Ciò fa dei giapponesi un popolo particolare che sembra aver trovato il giusto equilibrio tra l’interiore e l’esteriore, tra il sacro e il profano: pur essendo infatti uno dei popoli più avanzati in campo tecnologico, rimangono molto legati alla religione e ai riti annessi che vengono celebrati nei loro tipici templi di legno o nella sacralità della loro casa, in cui si ritrovano ogni sera indossando chimono e geta.
Coesistono dunque due culture molto diverse che vanno straordinariamente a braccetto.

La stagione migliore per visitare questo paese, è certamente la primavera che colora il paesaggio con i fiori di pesco e acero; evitare maggio – luglio per via delle abbondanti piogge.

A dispetto di quello che si pensa, a parte il costo del biglietto aereo, è possibile soggiornare in Giappone a prezzi più che ragionevoli o fare addirittura un’esperienza casalinga, contattando agenzie preposte che faranno da tramite con le famiglie giapponesi che hanno deciso di aprire la loro casa all’accoglienza turistica: potrete così fare una vera e totale full – immersion nella vita giapponese e abituarvi ai loro ritmi.

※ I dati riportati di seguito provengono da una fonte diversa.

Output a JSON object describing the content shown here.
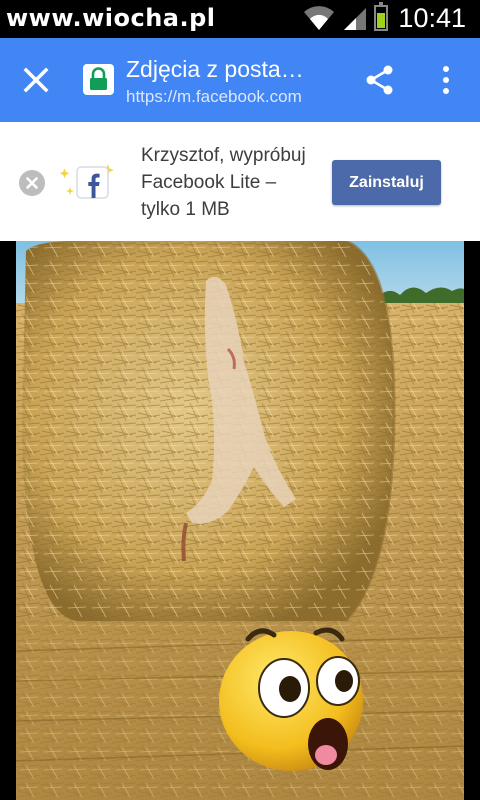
{
  "status_bar": {
    "watermark": "www.wiocha.pl",
    "time": "10:41",
    "battery_level": 0.7
  },
  "toolbar": {
    "title": "Zdjęcia z posta…",
    "url": "https://m.facebook.com"
  },
  "banner": {
    "message_line1": "Krzysztof, wypróbuj",
    "message_line2": "Facebook Lite –",
    "message_line3": "tylko 1 MB",
    "install_label": "Zainstaluj"
  },
  "colors": {
    "toolbar": "#4285f4",
    "install_button": "#4c6aa9",
    "lock_green": "#0f9d58",
    "battery": "#9ed31c"
  },
  "icons": [
    "close-icon",
    "lock-icon",
    "share-icon",
    "more-vert-icon",
    "dismiss-icon",
    "facebook-icon",
    "wifi-icon",
    "signal-icon",
    "battery-icon"
  ]
}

Non dimenticate però, che in quel caso non sarete solo degli ospiti, ma sarete dei veri e propri abitanti della casa: preparatevi dunque a dormire nei loro non proprio comodissimi “letti”, i cosiddetti tatami!

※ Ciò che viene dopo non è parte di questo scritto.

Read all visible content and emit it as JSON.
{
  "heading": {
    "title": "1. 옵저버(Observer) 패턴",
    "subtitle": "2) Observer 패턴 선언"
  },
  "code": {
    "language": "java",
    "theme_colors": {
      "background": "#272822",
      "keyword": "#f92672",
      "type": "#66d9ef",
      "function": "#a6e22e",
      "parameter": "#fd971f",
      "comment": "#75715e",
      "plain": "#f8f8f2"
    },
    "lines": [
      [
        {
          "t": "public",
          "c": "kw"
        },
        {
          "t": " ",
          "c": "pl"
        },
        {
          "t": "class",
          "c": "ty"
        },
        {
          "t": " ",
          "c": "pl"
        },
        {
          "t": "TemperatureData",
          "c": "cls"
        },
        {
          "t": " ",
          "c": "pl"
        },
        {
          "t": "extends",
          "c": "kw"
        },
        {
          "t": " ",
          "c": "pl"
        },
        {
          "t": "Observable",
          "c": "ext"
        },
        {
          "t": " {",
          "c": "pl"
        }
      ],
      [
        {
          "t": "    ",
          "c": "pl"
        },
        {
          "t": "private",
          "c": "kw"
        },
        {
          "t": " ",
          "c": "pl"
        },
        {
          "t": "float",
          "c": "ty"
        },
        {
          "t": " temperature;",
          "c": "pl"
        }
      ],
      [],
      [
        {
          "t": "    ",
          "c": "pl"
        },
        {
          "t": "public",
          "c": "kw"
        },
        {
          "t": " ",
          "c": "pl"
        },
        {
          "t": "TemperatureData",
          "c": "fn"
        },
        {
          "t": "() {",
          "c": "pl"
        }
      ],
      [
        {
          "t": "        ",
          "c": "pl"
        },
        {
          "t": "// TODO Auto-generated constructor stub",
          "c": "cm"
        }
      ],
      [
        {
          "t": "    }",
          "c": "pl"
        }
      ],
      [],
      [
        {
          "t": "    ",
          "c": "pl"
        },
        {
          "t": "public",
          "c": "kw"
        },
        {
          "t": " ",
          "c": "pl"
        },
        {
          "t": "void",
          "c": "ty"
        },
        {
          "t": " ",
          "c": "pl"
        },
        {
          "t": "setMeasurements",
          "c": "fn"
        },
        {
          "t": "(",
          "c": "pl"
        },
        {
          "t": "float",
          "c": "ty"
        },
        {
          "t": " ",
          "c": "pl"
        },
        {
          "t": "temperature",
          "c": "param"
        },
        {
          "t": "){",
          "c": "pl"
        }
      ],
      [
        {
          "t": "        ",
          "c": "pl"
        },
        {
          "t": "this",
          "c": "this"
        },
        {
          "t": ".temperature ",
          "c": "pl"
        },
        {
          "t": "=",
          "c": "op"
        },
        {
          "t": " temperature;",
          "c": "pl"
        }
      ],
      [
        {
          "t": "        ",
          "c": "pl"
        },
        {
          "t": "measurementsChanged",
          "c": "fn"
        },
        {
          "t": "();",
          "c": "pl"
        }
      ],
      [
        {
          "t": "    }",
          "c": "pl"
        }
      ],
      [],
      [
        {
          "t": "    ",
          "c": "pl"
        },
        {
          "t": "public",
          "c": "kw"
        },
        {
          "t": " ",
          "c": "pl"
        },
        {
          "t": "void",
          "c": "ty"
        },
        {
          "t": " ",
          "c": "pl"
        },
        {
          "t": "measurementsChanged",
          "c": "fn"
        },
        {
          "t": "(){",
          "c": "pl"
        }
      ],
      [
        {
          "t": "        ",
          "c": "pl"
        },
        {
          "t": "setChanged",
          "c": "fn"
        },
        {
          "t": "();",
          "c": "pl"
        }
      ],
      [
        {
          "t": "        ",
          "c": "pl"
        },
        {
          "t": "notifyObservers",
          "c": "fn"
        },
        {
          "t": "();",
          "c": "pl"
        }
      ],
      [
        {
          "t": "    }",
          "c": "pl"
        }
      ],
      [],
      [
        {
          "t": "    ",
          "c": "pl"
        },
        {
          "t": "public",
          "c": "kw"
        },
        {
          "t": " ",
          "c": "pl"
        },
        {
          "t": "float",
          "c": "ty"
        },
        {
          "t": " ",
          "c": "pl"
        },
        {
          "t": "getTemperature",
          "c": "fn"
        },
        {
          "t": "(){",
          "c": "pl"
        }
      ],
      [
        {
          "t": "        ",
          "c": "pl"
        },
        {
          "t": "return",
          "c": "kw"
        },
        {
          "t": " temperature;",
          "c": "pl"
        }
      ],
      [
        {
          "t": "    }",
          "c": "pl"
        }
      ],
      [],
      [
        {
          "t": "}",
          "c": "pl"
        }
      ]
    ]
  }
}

C’è molto da visitare in Giappone, se siete dei veri viaggiatori: oltre Tokyo, infatti, la città dei grattacieli, piena di luci, caotica ma fascinosamente tecnologica, le altre città Osaka, Kyoto e Nara sono solo un esempio.
Se avete voglia, infatti, di visitare il più antico tempio buddhista (Tempio di Shitennoji) accanto a luoghi che raccolgono gli oggetti elettronici più all’avanguardia (Panasonci Square) dovrete recarvi ad Osaka.
Oppure visitare l’antico Palazzo Imperiale con i suoi splendidi giardini, dovrete recarvi a Kyoto; o ancora visitare la prima capitale del Giappone, dovrete andare a Nara.

Preparatevi, dunque, a 11/12 ore di volo, 7/8 di fuso orario, e ad incontrare (solo a Tokyo!) 12 milioni di abitanti in kimono o con i capelli rosa.